Paris, Les éditions de l’Atelier, 2010.

Ceux qui regardent la télévision (il y en a encore, surtout chez les plus vieux) savent qu’il existe une série policière télévisée qui s’appelle Les invisibles, dont le thème est de retrouver l’identité et le meurtrier de gens obscurs ou sans papiers. C’est d‘ailleurs plutôt une série qui sort du magma général qui inonde les écrans. Eh bien ce livre n’a strictement aucun rapport, si ce n’est l’anonymat de ses protagonistes.

Nous sommes face à un livre de photojournalisme, comme on dit aujourd’hui. Le photographe, c’est Joël Peyrou, qui jouit d’une certaine réputation de qualité dans le milieu. Le grand documentariste Gérad Mordillat signe le texte de présentation. Qui sont ces invisibles ? J’emprunte les mots de Mordillat.

«  Ce sont des hommes…

Des hommes au travail, photographiés en couleur par Joël Peyrou. […   ]

Ce sont des menuisiers, des laveurs de vitres, des métallos, des maçons, des mécaniciens, des postiers… Des professionnels saisis dans le geste quotidien d eleur activité, sans idéalisation, sans commisération, à hauteur d’œil, à hauteur d’hommes. […]

Ces hommes au travail sont des prêtres-ouvriers, des PO comme on les appelle.

Des OS du sacerdoce si l’on préfère. » (P.7.)

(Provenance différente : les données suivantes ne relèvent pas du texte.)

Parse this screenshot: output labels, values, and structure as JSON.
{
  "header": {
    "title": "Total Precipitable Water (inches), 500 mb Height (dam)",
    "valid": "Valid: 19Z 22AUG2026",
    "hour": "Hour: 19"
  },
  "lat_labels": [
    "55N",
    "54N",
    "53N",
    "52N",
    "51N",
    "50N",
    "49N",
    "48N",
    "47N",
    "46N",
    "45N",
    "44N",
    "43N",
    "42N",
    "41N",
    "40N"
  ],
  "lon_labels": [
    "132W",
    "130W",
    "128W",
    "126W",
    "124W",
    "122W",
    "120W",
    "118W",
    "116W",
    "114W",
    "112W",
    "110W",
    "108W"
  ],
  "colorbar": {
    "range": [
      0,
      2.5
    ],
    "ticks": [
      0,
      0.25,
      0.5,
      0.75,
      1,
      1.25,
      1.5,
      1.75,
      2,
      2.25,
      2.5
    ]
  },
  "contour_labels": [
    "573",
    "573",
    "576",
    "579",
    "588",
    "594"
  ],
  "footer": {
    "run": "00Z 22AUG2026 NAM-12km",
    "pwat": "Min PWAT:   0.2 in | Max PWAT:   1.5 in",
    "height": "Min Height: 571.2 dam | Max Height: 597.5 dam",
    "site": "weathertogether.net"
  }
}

Le titre est formidablement bien choisi, car il porte plusieurs sens qui s’additionnent (on dirait qu’ils sont polysémiques chez les universitaires cuistres). Ces hommes sont, comme tous les ouvriers, invisibles en tant qu’eux-mêmes, interchangeables, comme la photographie de couverture le montre : un homme part dans la nuit, à la fin de sa journée de travail, il quitte l’entrepôt de matériel. C’est un travailleur lambda, un anonyme, un invisible. Mais cet homme est aussi un prêtre invisible au peuple de l’Église catholique. Il est hors de sa fonction habituelle, sans les vêtements et ustensiles sacerdotaux. Il a un bleu de travail, rien n’indique qu’il s’agit d’un porteur de sacrements. Les chrétiens ne le voient pas plus comme prêtre que comme ouvrier. Enfin, ces hommes sont aussi invisibles à leurs collègues, tant que ceux-ci n’ont pas lié connaissance intime avec eux. Le PO ne met jamais en avant sa qualité religieuse, c’est un élément de base de sa vie professionnelle. Il est là comme ouvrier, facteur, employé, pas comme prêtre ou aumônier. Il demeure invisible tant que ses camarades n’ont pas appris à le voir comme porteur de Dieu. Cette triple invisibilité est le cadre de ce magnifique reportage-hommage de Joël Peyrou. Il a mis cinq années à réaliser ce projet. Il lui a fallu comprendre, observer, être accepté, pour que ces photos soient si « naturelles », qu’on oublie l’appareil et le photographe.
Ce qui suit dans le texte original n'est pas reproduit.